P.S. I shall Write you In Answer to Yrs from ft Cumberland4 In My Next I have not Now time. J.C.

ALS, DLC:GW.

1Neither GW’s letter of 20 Jan. 1757 to Carlyle nor Carlyle’s letter to George Mercer has been found. As for his letter to GW, Carlyle may be referring to the letter that he wrote to GW on 2 Dec. 1756. If so, the goods alluded to in that letter may be “the things Under Contract” mentioned here. GW’s letter of 20 June 1756 has not been found.

2GW’s younger brother John Augustine Washington (1736–1787) was acting as manager of GW’s plantations during GW’s absence in the army. In GW’s accounts with John Carlyle, there is the following entry dated 13 Feb. 1757: “To Ditto [cash] lodgd with you to pay for Brookes’s Negros—[£] 150” (General Ledger A description begins General Ledger A, 1750–1772. Library of Congress, George Washington Papers, Series 5, Financial Papers. description ends , folio 11). An entry for 30 April of the same year noted £79 10s. “lodgd with Colo. Carlyle in gold to pay for some Negros which he bot for me in Maryld” (ibid., 34).

3For a description of the uniforms of the officers of the Virginia Regiment, see GW’s Orders, 17 Sept., 6 Oct. 1755. William Fairfax found those at Carlyle’s “well chosen and made” (Fairfax to GW, 22 Jan. 1757). Mr. Bowden could be George Bowdon of Liverpool, England. Capt. John Johnstoun sailed regularly from England to the James River. During the 1760s, GW frequently received goods from England in the Lord Camden, John Johnstoun, master.
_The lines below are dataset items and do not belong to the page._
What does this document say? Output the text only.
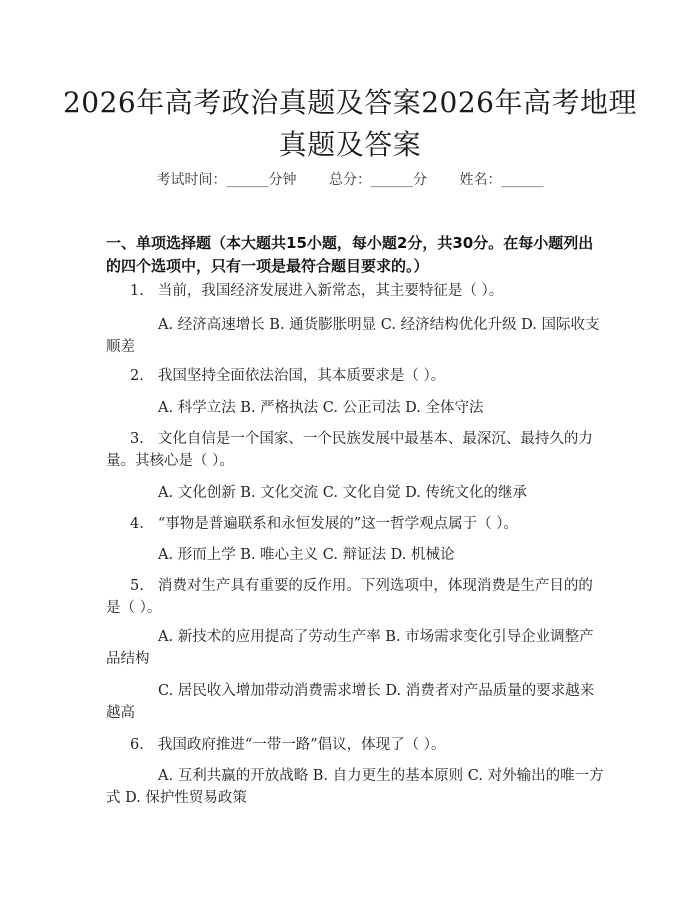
2026年高考政治真题及答案2026年高考地理真题及答案
考试时间：______分钟 总分：______分 姓名：______
一、单项选择题（本大题共15小题，每小题2分，共30分。在每小题列出的四个选项中，只有一项是最符合题目要求的。）
1. 当前，我国经济发展进入新常态，其主要特征是（ ）。
A. 经济高速增长 B. 通货膨胀明显 C. 经济结构优化升级 D. 国际收支顺差
2. 我国坚持全面依法治国，其本质要求是（ ）。
A. 科学立法 B. 严格执法 C. 公正司法 D. 全体守法
3. 文化自信是一个国家、一个民族发展中最基本、最深沉、最持久的力量。其核心是（ ）。
A. 文化创新 B. 文化交流 C. 文化自觉 D. 传统文化的继承
4. “事物是普遍联系和永恒发展的”这一哲学观点属于（ ）。
A. 形而上学 B. 唯心主义 C. 辩证法 D. 机械论
5. 消费对生产具有重要的反作用。下列选项中，体现消费是生产目的的是（ ）。
A. 新技术的应用提高了劳动生产率 B. 市场需求变化引导企业调整产品结构
C. 居民收入增加带动消费需求增长 D. 消费者对产品质量的要求越来越高
6. 我国政府推进“一带一路”倡议，体现了（ ）。
A. 互利共赢的开放战略 B. 自力更生的基本原则 C. 对外输出的唯一方式 D. 保护性贸易政策
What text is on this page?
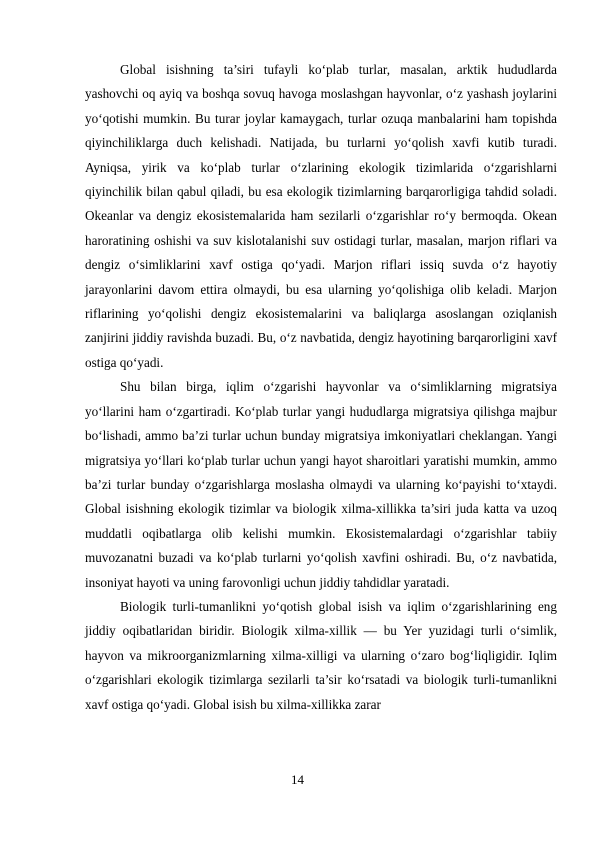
Global isishning ta’siri tufayli ko‘plab turlar, masalan, arktik hududlarda yashovchi oq ayiq va boshqa sovuq havoga moslashgan hayvonlar, o‘z yashash joylarini yo‘qotishi mumkin. Bu turar joylar kamaygach, turlar ozuqa manbalarini ham topishda qiyinchiliklarga duch kelishadi. Natijada, bu turlarni yo‘qolish xavfi kutib turadi. Ayniqsa, yirik va ko‘plab turlar o‘zlarining ekologik tizimlarida o‘zgarishlarni qiyinchilik bilan qabul qiladi, bu esa ekologik tizimlarning barqarorligiga tahdid soladi. Okeanlar va dengiz ekosistemalarida ham sezilarli o‘zgarishlar ro‘y bermoqda. Okean haroratining oshishi va suv kislotalanishi suv ostidagi turlar, masalan, marjon riflari va dengiz o‘simliklarini xavf ostiga qo‘yadi. Marjon riflari issiq suvda o‘z hayotiy jarayonlarini davom ettira olmaydi, bu esa ularning yo‘qolishiga olib keladi. Marjon riflarining yo‘qolishi dengiz ekosistemalarini va baliqlarga asoslangan oziqlanish zanjirini jiddiy ravishda buzadi. Bu, o‘z navbatida, dengiz hayotining barqarorligini xavf ostiga qo‘yadi.

Shu bilan birga, iqlim o‘zgarishi hayvonlar va o‘simliklarning migratsiya yo‘llarini ham o‘zgartiradi. Ko‘plab turlar yangi hududlarga migratsiya qilishga majbur bo‘lishadi, ammo ba’zi turlar uchun bunday migratsiya imkoniyatlari cheklangan. Yangi migratsiya yo‘llari ko‘plab turlar uchun yangi hayot sharoitlari yaratishi mumkin, ammo ba’zi turlar bunday o‘zgarishlarga moslasha olmaydi va ularning ko‘payishi to‘xtaydi. Global isishning ekologik tizimlar va biologik xilma-xillikka ta’siri juda katta va uzoq muddatli oqibatlarga olib kelishi mumkin. Ekosistemalardagi o‘zgarishlar tabiiy muvozanatni buzadi va ko‘plab turlarni yo‘qolish xavfini oshiradi. Bu, o‘z navbatida, insoniyat hayoti va uning farovonligi uchun jiddiy tahdidlar yaratadi.

Biologik turli-tumanlikni yo‘qotish global isish va iqlim o‘zgarishlarining eng jiddiy oqibatlaridan biridir. Biologik xilma-xillik — bu Yer yuzidagi turli o‘simlik, hayvon va mikroorganizmlarning xilma-xilligi va ularning o‘zaro bog‘liqligidir. Iqlim o‘zgarishlari ekologik tizimlarga sezilarli ta’sir ko‘rsatadi va biologik turli-tumanlikni xavf ostiga qo‘yadi. Global isish bu xilma-xillikka zarar

14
4GW had been at Fort Cumberland since late December, and therefore his missing letter of 20 January (see note 1), to which this letter of Carlyle’s is a response, was presumably written from Fort Cumberland. If GW did write a second letter to Carlyle from Fort Cumberland before 22 Jan. 1757, it too is missing. Mrs. Carlyle was Sarah Fairfax Carlyle, daughter of William Fairfax.